品川富士の山頂からは天王洲方面が一望できます。
 
 
 
      
品川宿本陣跡
 
東海道の最初の宿場町品川宿は、中山道の板橋宿、甲州街道の内藤新宿、奥州街道の千住宿と並んで江戸四宿と呼ばれたところで、関ヶ原後の慶長6(1601)年に設置されました。宿場は北品川宿、南品川宿、新宿にわかれていましたが、江戸時代中期には南品川宿の本陣が廃止され、ここ北品川宿の本陣だけとなりました。
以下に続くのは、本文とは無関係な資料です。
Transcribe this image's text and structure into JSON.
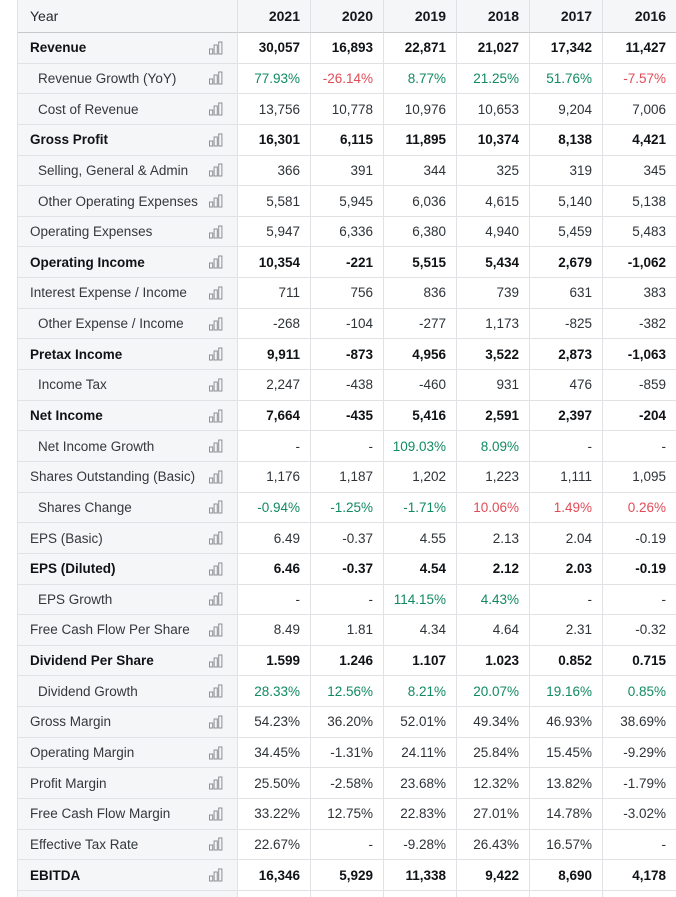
{
  "table": {
    "header": {
      "label": "Year",
      "years": [
        "2021",
        "2020",
        "2019",
        "2018",
        "2017",
        "2016"
      ]
    },
    "rows": [
      {
        "label": "Revenue",
        "bold": true,
        "values": [
          "30,057",
          "16,893",
          "22,871",
          "21,027",
          "17,342",
          "11,427"
        ]
      },
      {
        "label": "Revenue Growth (YoY)",
        "indent": true,
        "values": [
          "77.93%",
          "-26.14%",
          "8.77%",
          "21.25%",
          "51.76%",
          "-7.57%"
        ],
        "value_colors": [
          "g",
          "r",
          "g",
          "g",
          "g",
          "r"
        ]
      },
      {
        "label": "Cost of Revenue",
        "indent": true,
        "values": [
          "13,756",
          "10,778",
          "10,976",
          "10,653",
          "9,204",
          "7,006"
        ]
      },
      {
        "label": "Gross Profit",
        "bold": true,
        "values": [
          "16,301",
          "6,115",
          "11,895",
          "10,374",
          "8,138",
          "4,421"
        ]
      },
      {
        "label": "Selling, General & Admin",
        "indent": true,
        "values": [
          "366",
          "391",
          "344",
          "325",
          "319",
          "345"
        ]
      },
      {
        "label": "Other Operating Expenses",
        "indent": true,
        "values": [
          "5,581",
          "5,945",
          "6,036",
          "4,615",
          "5,140",
          "5,138"
        ]
      },
      {
        "label": "Operating Expenses",
        "values": [
          "5,947",
          "6,336",
          "6,380",
          "4,940",
          "5,459",
          "5,483"
        ]
      },
      {
        "label": "Operating Income",
        "bold": true,
        "values": [
          "10,354",
          "-221",
          "5,515",
          "5,434",
          "2,679",
          "-1,062"
        ]
      },
      {
        "label": "Interest Expense / Income",
        "values": [
          "711",
          "756",
          "836",
          "739",
          "631",
          "383"
        ]
      },
      {
        "label": "Other Expense / Income",
        "indent": true,
        "values": [
          "-268",
          "-104",
          "-277",
          "1,173",
          "-825",
          "-382"
        ]
      },
      {
        "label": "Pretax Income",
        "bold": true,
        "values": [
          "9,911",
          "-873",
          "4,956",
          "3,522",
          "2,873",
          "-1,063"
        ]
      },
      {
        "label": "Income Tax",
        "indent": true,
        "values": [
          "2,247",
          "-438",
          "-460",
          "931",
          "476",
          "-859"
        ]
      },
      {
        "label": "Net Income",
        "bold": true,
        "values": [
          "7,664",
          "-435",
          "5,416",
          "2,591",
          "2,397",
          "-204"
        ]
      },
      {
        "label": "Net Income Growth",
        "indent": true,
        "values": [
          "-",
          "-",
          "109.03%",
          "8.09%",
          "-",
          "-"
        ],
        "value_colors": [
          null,
          null,
          "g",
          "g",
          null,
          null
        ]
      },
      {
        "label": "Shares Outstanding (Basic)",
        "values": [
          "1,176",
          "1,187",
          "1,202",
          "1,223",
          "1,111",
          "1,095"
        ]
      },
      {
        "label": "Shares Change",
        "indent": true,
        "values": [
          "-0.94%",
          "-1.25%",
          "-1.71%",
          "10.06%",
          "1.49%",
          "0.26%"
        ],
        "value_colors": [
          "g",
          "g",
          "g",
          "r",
          "r",
          "r"
        ]
      },
      {
        "label": "EPS (Basic)",
        "values": [
          "6.49",
          "-0.37",
          "4.55",
          "2.13",
          "2.04",
          "-0.19"
        ]
      },
      {
        "label": "EPS (Diluted)",
        "bold": true,
        "values": [
          "6.46",
          "-0.37",
          "4.54",
          "2.12",
          "2.03",
          "-0.19"
        ]
      },
      {
        "label": "EPS Growth",
        "indent": true,
        "values": [
          "-",
          "-",
          "114.15%",
          "4.43%",
          "-",
          "-"
        ],
        "value_colors": [
          null,
          null,
          "g",
          "g",
          null,
          null
        ]
      },
      {
        "label": "Free Cash Flow Per Share",
        "values": [
          "8.49",
          "1.81",
          "4.34",
          "4.64",
          "2.31",
          "-0.32"
        ]
      },
      {
        "label": "Dividend Per Share",
        "bold": true,
        "values": [
          "1.599",
          "1.246",
          "1.107",
          "1.023",
          "0.852",
          "0.715"
        ]
      },
      {
        "label": "Dividend Growth",
        "indent": true,
        "values": [
          "28.33%",
          "12.56%",
          "8.21%",
          "20.07%",
          "19.16%",
          "0.85%"
        ],
        "value_colors": [
          "g",
          "g",
          "g",
          "g",
          "g",
          "g"
        ]
      },
      {
        "label": "Gross Margin",
        "values": [
          "54.23%",
          "36.20%",
          "52.01%",
          "49.34%",
          "46.93%",
          "38.69%"
        ]
      },
      {
        "label": "Operating Margin",
        "values": [
          "34.45%",
          "-1.31%",
          "24.11%",
          "25.84%",
          "15.45%",
          "-9.29%"
        ]
      },
      {
        "label": "Profit Margin",
        "values": [
          "25.50%",
          "-2.58%",
          "23.68%",
          "12.32%",
          "13.82%",
          "-1.79%"
        ]
      },
      {
        "label": "Free Cash Flow Margin",
        "values": [
          "33.22%",
          "12.75%",
          "22.83%",
          "27.01%",
          "14.78%",
          "-3.02%"
        ]
      },
      {
        "label": "Effective Tax Rate",
        "values": [
          "22.67%",
          "-",
          "-9.28%",
          "26.43%",
          "16.57%",
          "-"
        ]
      },
      {
        "label": "EBITDA",
        "bold": true,
        "values": [
          "16,346",
          "5,929",
          "11,338",
          "9,422",
          "8,690",
          "4,178"
        ]
      }
    ]
  },
  "icons": {
    "row_icon": "bar-chart-icon"
  },
  "colors": {
    "positive": "#118a62",
    "negative": "#e04c58",
    "header_bg": "#f5f6f7",
    "row_border": "#e0e2e5",
    "header_border": "#c7cacd"
  }
}
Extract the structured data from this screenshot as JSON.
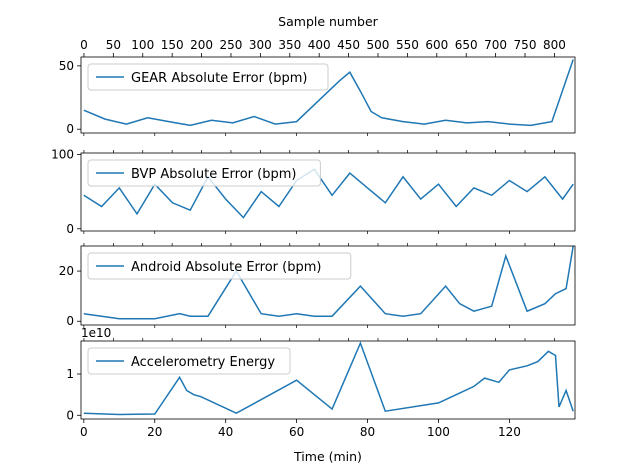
{
  "chart_data": {
    "type": "line",
    "figure": {
      "top_xlabel": "Sample number",
      "bottom_xlabel": "Time (min)",
      "top_xlim": [
        -5,
        835
      ],
      "top_xticks": [
        0,
        50,
        100,
        150,
        200,
        250,
        300,
        350,
        400,
        450,
        500,
        550,
        600,
        650,
        700,
        750,
        800
      ],
      "bottom_xlim": [
        -0.8,
        138.5
      ],
      "bottom_xticks": [
        0,
        20,
        40,
        60,
        80,
        100,
        120
      ],
      "line_color": "#1f77b4",
      "grid": false,
      "legend_position": "upper-left"
    },
    "panels": [
      {
        "legend": "GEAR Absolute Error (bpm)",
        "ylim": [
          -3,
          57
        ],
        "yticks": [
          0,
          50
        ],
        "x": [
          0,
          6,
          12,
          18,
          24,
          30,
          36,
          42,
          48,
          54,
          60,
          66,
          72,
          75,
          78,
          81,
          84,
          90,
          96,
          102,
          108,
          114,
          120,
          126,
          132,
          138
        ],
        "y": [
          15,
          8,
          4,
          9,
          6,
          3,
          7,
          5,
          10,
          4,
          6,
          22,
          38,
          45,
          30,
          14,
          9,
          6,
          4,
          7,
          5,
          6,
          4,
          3,
          6,
          55
        ]
      },
      {
        "legend": "BVP Absolute Error (bpm)",
        "ylim": [
          -3,
          102
        ],
        "yticks": [
          0,
          100
        ],
        "x": [
          0,
          5,
          10,
          15,
          20,
          25,
          30,
          35,
          40,
          45,
          50,
          55,
          60,
          65,
          70,
          75,
          80,
          85,
          90,
          95,
          100,
          105,
          110,
          115,
          120,
          125,
          130,
          135,
          138
        ],
        "y": [
          45,
          30,
          55,
          20,
          60,
          35,
          25,
          70,
          40,
          15,
          50,
          30,
          65,
          80,
          45,
          75,
          55,
          35,
          70,
          40,
          60,
          30,
          55,
          45,
          65,
          50,
          70,
          40,
          60
        ]
      },
      {
        "legend": "Android Absolute Error (bpm)",
        "ylim": [
          -1.5,
          30
        ],
        "yticks": [
          0,
          20
        ],
        "x": [
          0,
          10,
          20,
          27,
          30,
          35,
          43,
          50,
          55,
          60,
          65,
          70,
          78,
          85,
          90,
          95,
          102,
          106,
          110,
          115,
          119,
          125,
          130,
          133,
          136,
          138
        ],
        "y": [
          3,
          1,
          1,
          3,
          2,
          2,
          20,
          3,
          2,
          3,
          2,
          2,
          14,
          3,
          2,
          3,
          14,
          7,
          4,
          6,
          26,
          4,
          7,
          11,
          13,
          30
        ]
      },
      {
        "legend": "Accelerometry Energy",
        "offset_text": "1e10",
        "ylim": [
          -0.09,
          1.8
        ],
        "yticks": [
          0,
          1
        ],
        "x": [
          0,
          10,
          20,
          27,
          29,
          31,
          33,
          43,
          60,
          70,
          78,
          85,
          100,
          105,
          110,
          113,
          117,
          120,
          125,
          128,
          131,
          132,
          133,
          134,
          136,
          138
        ],
        "y": [
          0.05,
          0.02,
          0.03,
          0.92,
          0.6,
          0.5,
          0.45,
          0.05,
          0.85,
          0.15,
          1.75,
          0.1,
          0.3,
          0.5,
          0.7,
          0.9,
          0.8,
          1.1,
          1.2,
          1.3,
          1.55,
          1.5,
          1.45,
          0.2,
          0.6,
          0.1
        ]
      }
    ]
  }
}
現在は、本陣跡を示す石碑と古ぼけた木製の看板が残されており、一帯は品川区の聖蹟公園となっています。
(所在:品川区北品川2-7-21)
    品川宿一里塚跡
 
江戸日本橋から京都三条大橋までの東海道は里程124里8丁(約488km)あったとのことで、里程を示す1里塚が設けられていましたが、ここはちょうど日本橋から2里目とのことで、一里塚あったようですけど、現在は品海公園の入口に、ご覧のような石碑だけで、目印とて当時植えられた樹木(榎か松)は残っていません。
そういえば、ここで一休みしていた時に出会ったった70歳の男性は、日本橋から歩いた約3時間でここに着き、これから京都まで歩くと話してましたがどこまで進んだのでしょうか。
(所在:品川区北品川1-30)
 
 
     
善福寺
 
鎌倉時代後期の永仁2(1294)年に創建された時宗のお寺で、本堂の軒下には、江戸時代に活躍し鏝絵で有名な伊豆長八の龍の絵があります。軒下ですが、残念なことに殆ど修復されていないので剥がれ落ちている箇所が多く残っているのはわずかとなっています。